Antigenome map of FfusV-1 (top), antigenome map of LneV-2 (middle) and genome map of MsaV-2 (bottom)

Fig. 2
figure 2figure 2

Phylogenetic trees for FfusV-1 (A), LneV-2 (B) and MsaV-2 (C) and related viruses. Numbers at nodes indicate posterior probabilities. Trees are rooted at the midpoint. Leaf labels show virus names and GenBank accession numbers

The sequence of Lasius neglectus virus 2 (LneV-2) comprises 12,041 nt. The 5′ leader and 3′  trailer sequences of the antigenome are of 115 and 174 nt, respectively, and share nine nucleotides of terminal complementarity. LneV-2 follows a typical Mononegavirales genome organisation, encoding proteins in the same order as FfusV-1, N (470 aa), P (433 aa), M (248 aa), G (506 aa) and L (2124 aa) (Fig. 1). As with FfusV-1, the proteins encoded by ORFs 2 and 3 were not confidently predicted by HHpred but inferred based on position in the genome. Genome coverage was obtained to a mean depth of 45 for the negative strand and 14 for the positive strand, again consistent with active virus replication. Phylogenetic analysis indicated that LneV-2 belongs in the family Rhabdoviridae but does not belong to any of the defined genera within the family; instead it falls within an unclassified cluster of arthropod-infecting rhabdoviruses. Based on the phylogenetic tree, LneV-2 is most closely related to Hubei rhabdo-like virus 1, Spodoptera frugiperda rhabdovirus and Wuhan ant virus (Fig. 2).

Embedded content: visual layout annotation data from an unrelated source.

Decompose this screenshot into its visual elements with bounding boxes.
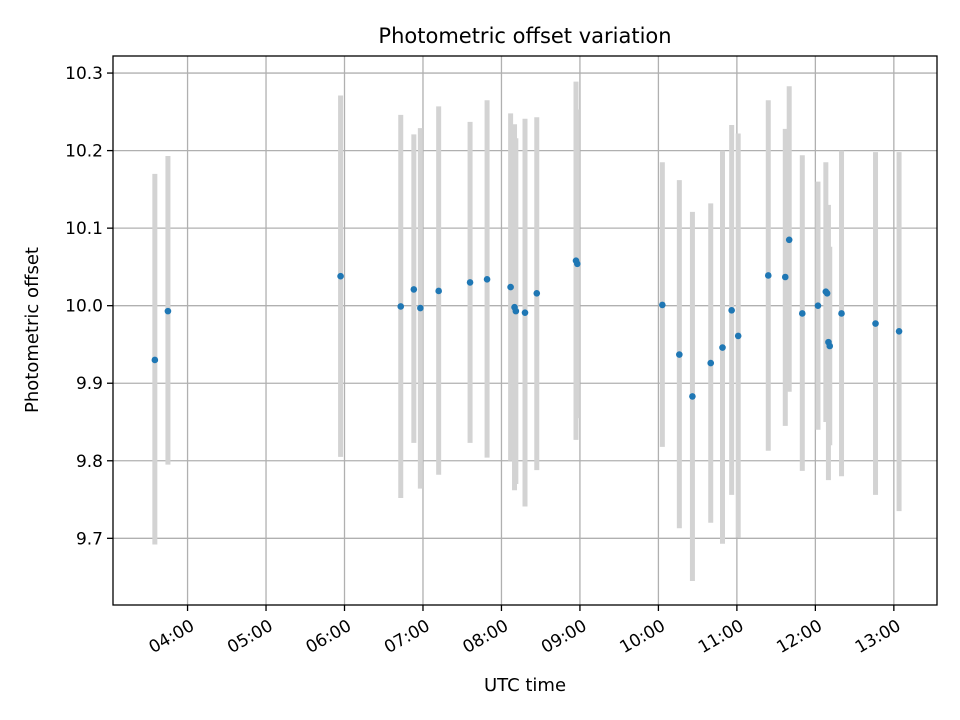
data-point: [764, 272, 772, 279]
data-point: [337, 272, 344, 280]
data-point: [895, 327, 903, 335]
plot-frame: [112, 55, 938, 606]
y-axis-label: Photometric offset: [22, 247, 43, 413]
y-tick-label: 10.0: [65, 297, 103, 317]
data-point: [151, 356, 159, 364]
y-axis: 9.7 9.8 9.9 10.0 10.1 10.2 10.3: [65, 64, 113, 549]
data-point: [483, 276, 491, 283]
y-tick-label: 9.7: [76, 529, 103, 549]
data-point: [397, 303, 405, 310]
data-point: [707, 359, 715, 367]
data-point: [798, 310, 806, 317]
data-point: [417, 304, 424, 312]
data-point: [659, 301, 666, 309]
data-point: [533, 289, 541, 297]
chart-title: Photometric offset variation: [378, 24, 671, 48]
y-tick-label: 10.1: [65, 219, 103, 239]
y-tick-label: 10.3: [65, 64, 103, 84]
data-point: [838, 310, 845, 317]
y-tick-label: 10.2: [65, 142, 103, 162]
x-axis-label: UTC time: [484, 675, 566, 696]
data-point: [719, 344, 726, 351]
data-point: [728, 307, 735, 314]
data-point: [466, 279, 474, 286]
data-point: [512, 307, 520, 315]
y-tick-label: 9.9: [76, 374, 103, 394]
data-point: [785, 236, 793, 244]
data-point: [410, 286, 418, 293]
data-point: [574, 260, 581, 268]
data-point: [781, 273, 789, 281]
data-point: [734, 332, 742, 340]
data-point: [872, 320, 879, 327]
data-point: [689, 393, 696, 400]
y-tick-label: 9.8: [76, 452, 103, 472]
data-point: [676, 351, 683, 358]
data-point: [814, 302, 822, 309]
data-point: [507, 283, 514, 291]
data-points: [151, 236, 903, 400]
data-point: [826, 342, 834, 350]
data-point: [823, 289, 831, 297]
data-point: [521, 309, 529, 316]
data-point: [435, 287, 442, 295]
data-point: [164, 307, 172, 315]
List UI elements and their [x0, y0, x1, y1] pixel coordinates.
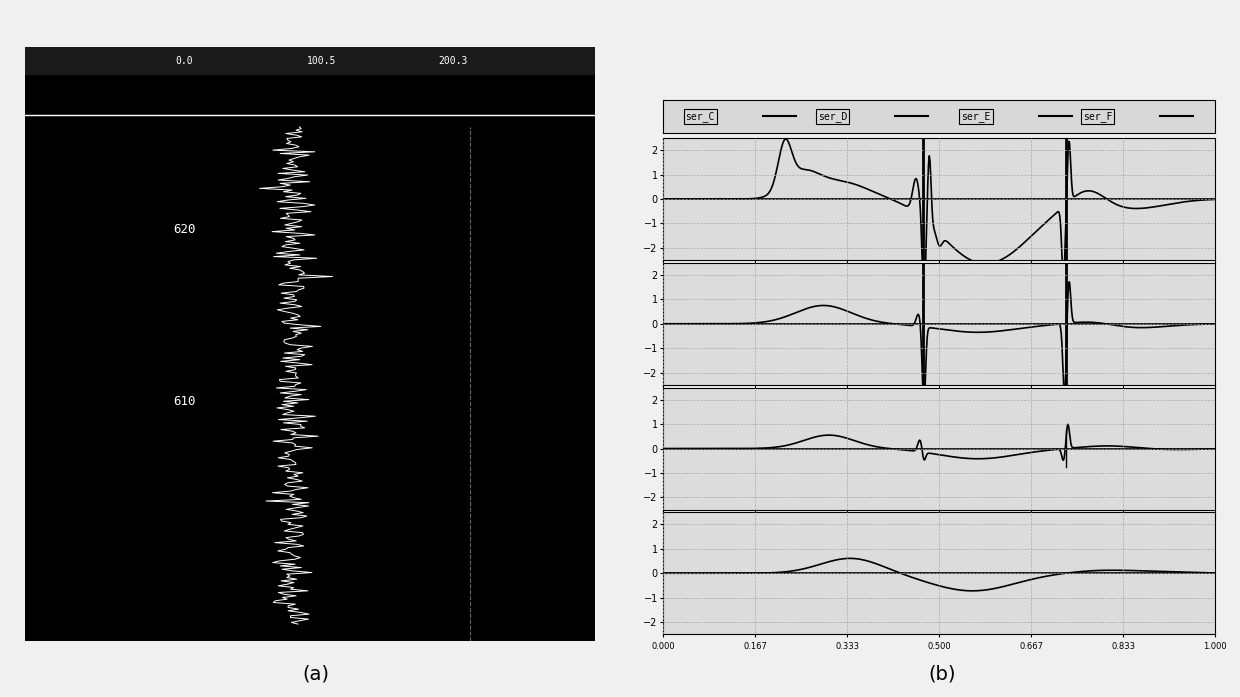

The sequence of Myrmica scabrinodis virus 2 (MsaV-2) comprises 10,663 nt. It contains two ORFs of 5553 nt and 4089 nt in length separated by an intergenic sequence of 196 nt and flanked by 5′ and 3′  UTRs of 630 and 199 nt plus the poly(A) tail, respectively (Fig. 1). HHpred analysis indicated that ORF 1 encodes the non-structural proteins helicase, protease and RdRp, whereas ORF 2 encodes three jelly-roll structural capsid proteins. Genome coverage was obtained to a mean depth of 262 for the positive strand and 0.2 for the negative strand. Importantly, the negative-strand reads – although sparse – were distributed throughout the genome, indicating the probable presence of a full-length negative strand. Phylogenetic analysis indicated that this virus belongs in the genus Triatovirus within the family Dicistroviridae of the order Picornavirales (Fig. 2). In dicistroviruses, the second ORF starts at a non-AUG initiation site due to the presence of an unusual intergenic region internal ribosomal entry site (IGR-IRES), which directs translation of the 3′ ORF via an initiator-Met-tRNA independent mechanism [12]; a typical IGR-IRES structure was predicted in MsaV-2 and used to infer the non-AUG start site of ORF 2.